Was sind die Regeln für dein Projekt? Ist dein Projekt etwas, das du jeden Tag machst? Einmal in der Woche oder im Monat? Machst du jeden Tag ein Foto von deinen Kindern an der gleichen Stelle? Machst du jeden Tag eine Illustration der gleichen Sache, aber mit einem anderen Werkzeug oder Material? Forderst du dich selbst heraus, jeden Monat ein modernes Muster für Socken zu entwerfen, das von einer anderen historischen Epoche inspiriert ist? Werden diese auf einem Tumblr veröffentlicht? Oder erstellst du einen Instagram-Account? Verschickst du sie per Post an die Leute, die sie machen? Ein 365-seitiges Zine? Wenn du dir einen Rahmen setzt und dich daran hältst, wirst du zur Verantwortung gezogen und es fällt dir leichter, das Projekt umzusetzen. Je mehr Beschränkungen du hast und je einzigartiger, desto besser. Der nächste Teil ist die Erkundung visueller Techniken, um dein Projekt zu differenzieren und ihm eine eigene Identität oder einen eigenen Stil zu geben. Viele Leute machen z.B. tägliche Lettering-Projekte. Die Herausforderung besteht darin, etwas Einzigartiges zu schaffen, das sich von den anderen abhebt.
Und rein für visuelle Zwecke können Beschränkungen alles Mögliche sein. Egal, ob du deine Farbpalette einschränkst, nur mit einem Werkzeug oder sogar nur mit einer Form arbeitest - selbst auferlegte Einschränkungen zwingen dich aus deiner Komfortzone heraus und führen zu unerwarteten Ergebnissen:
Walsh: Je enger und ungewöhnlicher die Vorgaben sind, desto einfacher ist es, etwas Einzigartiges zu schaffen. Das gilt für jede Art von kreativer Arbeit, nicht nur für Design. Die meisten Vorgaben, die wir bei Sagmeister & Walsh für unsere Arbeit machen, sind durch den Inhalt, das Publikum oder den Ort inspiriert, für den wir gestalten.

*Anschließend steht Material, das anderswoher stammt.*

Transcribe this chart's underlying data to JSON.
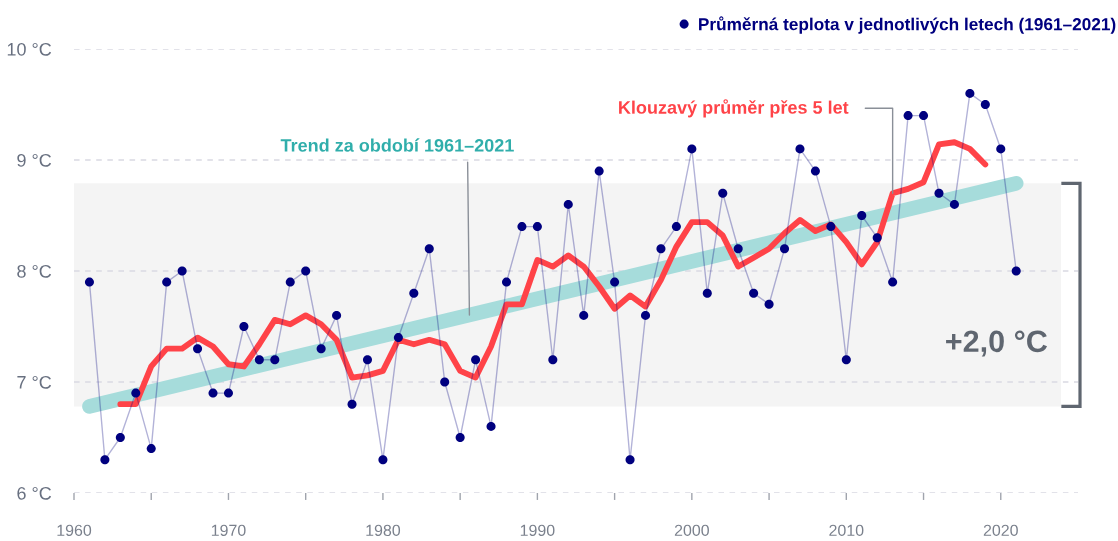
{
  "chart_data": {
    "type": "line",
    "xlim": [
      1960,
      2025
    ],
    "xticks": [
      1960,
      {
        "value": 1965,
        "label": null
      },
      1970,
      {
        "value": 1975,
        "label": null
      },
      1980,
      {
        "value": 1985,
        "label": null
      },
      1990,
      {
        "value": 1995,
        "label": null
      },
      2000,
      {
        "value": 2005,
        "label": null
      },
      2010,
      {
        "value": 2015,
        "label": null
      },
      2020
    ],
    "ylim": [
      6,
      10
    ],
    "yticks": [
      {
        "value": 6,
        "label": "6 °C"
      },
      {
        "value": 7,
        "label": "7 °C"
      },
      {
        "value": 8,
        "label": "8 °C"
      },
      {
        "value": 9,
        "label": "9 °C"
      },
      {
        "value": 10,
        "label": "10 °C"
      }
    ],
    "grid": "y",
    "legend": "top right",
    "bands": [
      {
        "axis": "y",
        "from": 6.78,
        "to": 8.79,
        "label": "+2,0 °C",
        "color": "#f4f4f4"
      }
    ],
    "series": [
      {
        "name": "Průměrná teplota v jednotlivých letech (1961–2021)",
        "color": "#00007f",
        "marker": "circle",
        "x": [
          1961,
          1962,
          1963,
          1964,
          1965,
          1966,
          1967,
          1968,
          1969,
          1970,
          1971,
          1972,
          1973,
          1974,
          1975,
          1976,
          1977,
          1978,
          1979,
          1980,
          1981,
          1982,
          1983,
          1984,
          1985,
          1986,
          1987,
          1988,
          1989,
          1990,
          1991,
          1992,
          1993,
          1994,
          1995,
          1996,
          1997,
          1998,
          1999,
          2000,
          2001,
          2002,
          2003,
          2004,
          2005,
          2006,
          2007,
          2008,
          2009,
          2010,
          2011,
          2012,
          2013,
          2014,
          2015,
          2016,
          2017,
          2018,
          2019,
          2020,
          2021
        ],
        "values": [
          7.9,
          6.3,
          6.5,
          6.9,
          6.4,
          7.9,
          8.0,
          7.3,
          6.9,
          6.9,
          7.5,
          7.2,
          7.2,
          7.9,
          8.0,
          7.3,
          7.6,
          6.8,
          7.2,
          6.3,
          7.4,
          7.8,
          8.2,
          7.0,
          6.5,
          7.2,
          6.6,
          7.9,
          8.4,
          8.4,
          7.2,
          8.6,
          7.6,
          8.9,
          7.9,
          6.3,
          7.6,
          8.2,
          8.4,
          9.1,
          7.8,
          8.7,
          8.2,
          7.8,
          7.7,
          8.2,
          9.1,
          8.9,
          8.4,
          7.2,
          8.5,
          8.3,
          7.9,
          9.4,
          9.4,
          8.7,
          8.6,
          9.6,
          9.5,
          9.1,
          8.0
        ]
      },
      {
        "name": "Klouzavý průměr přes 5 let",
        "color": "#ff4348",
        "x": [
          1963,
          1964,
          1965,
          1966,
          1967,
          1968,
          1969,
          1970,
          1971,
          1972,
          1973,
          1974,
          1975,
          1976,
          1977,
          1978,
          1979,
          1980,
          1981,
          1982,
          1983,
          1984,
          1985,
          1986,
          1987,
          1988,
          1989,
          1990,
          1991,
          1992,
          1993,
          1994,
          1995,
          1996,
          1997,
          1998,
          1999,
          2000,
          2001,
          2002,
          2003,
          2004,
          2005,
          2006,
          2007,
          2008,
          2009,
          2010,
          2011,
          2012,
          2013,
          2014,
          2015,
          2016,
          2017,
          2018,
          2019
        ],
        "values": [
          6.8,
          6.8,
          7.14,
          7.3,
          7.3,
          7.4,
          7.32,
          7.16,
          7.14,
          7.34,
          7.56,
          7.52,
          7.6,
          7.52,
          7.38,
          7.04,
          7.06,
          7.1,
          7.38,
          7.34,
          7.38,
          7.34,
          7.1,
          7.04,
          7.32,
          7.7,
          7.7,
          8.1,
          8.04,
          8.14,
          8.04,
          7.86,
          7.66,
          7.78,
          7.68,
          7.92,
          8.22,
          8.44,
          8.44,
          8.32,
          8.04,
          8.12,
          8.2,
          8.34,
          8.46,
          8.36,
          8.42,
          8.26,
          8.06,
          8.26,
          8.7,
          8.74,
          8.8,
          9.14,
          9.16,
          9.1,
          8.96
        ]
      },
      {
        "name": "Trend za období 1961–2021",
        "color": "#a6dcdb",
        "x": [
          1961,
          2021
        ],
        "values": [
          6.78,
          8.79
        ]
      }
    ]
  }
}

Ich werde ein Beispiel verwenden, das wir in unserem Studio gemacht haben: ein Rebranding für Appy Fizz (siehe auf sagmeisterwalsh.com), der in Indien ein kohlensäurehaltiger Apfelsaft ist. Wir haben mit Mindmaps und Wortassoziationskarten begonnen. Die Flüssigkeit besteht aus Tausenden von kohlensäurehaltigen Blasen, die kreisförmig sind. Ein Apfel ist auch eine runde Form. Wir kamen immer wieder auf die Schlüsselwörter zurück: Blasen, Kugeln, Kreise, Punkte. Also hatten wir die Idee: Was wäre, wenn die gesamte Identität aus kreisförmigen Formen bestehen würde? Vom Logo bis zu den Grafiken für TVC, Print und Digital wurde alles aus Punkten und Kugeln gemacht.
Die zweite Vorgabe, die wir machten, war die Farbe: Wir behielten das Rot/Schwarz/Weiß bei, mit dem die Marke bereits bekannt war. Ändere nicht etwas Bestehendes, das gut funktioniert.
Die dritte Vorgabe war, dass die Anzeigen für sich allein stehen können sollten, ohne dass Schrift verwendet wird. Es hilft, sich abzuheben, indem man das Gegenteil von dem tut, was alle anderen tun.
Auf die Frage, ob man das Risiko und die unbekannte Zukunft der Freiberuflichkeit in Kauf nehmen oder langsam und sicher arbeiten sollte, antwortet sie mit @jamesllewis:
F: Rätst du mir als Studentin, die noch ein Jahr vor sich hat, mich selbstständig zu machen oder erst einmal ein paar Jahre in einer Designfirma oder als Inhouse-Designerin auf Nummer sicher zu gehen?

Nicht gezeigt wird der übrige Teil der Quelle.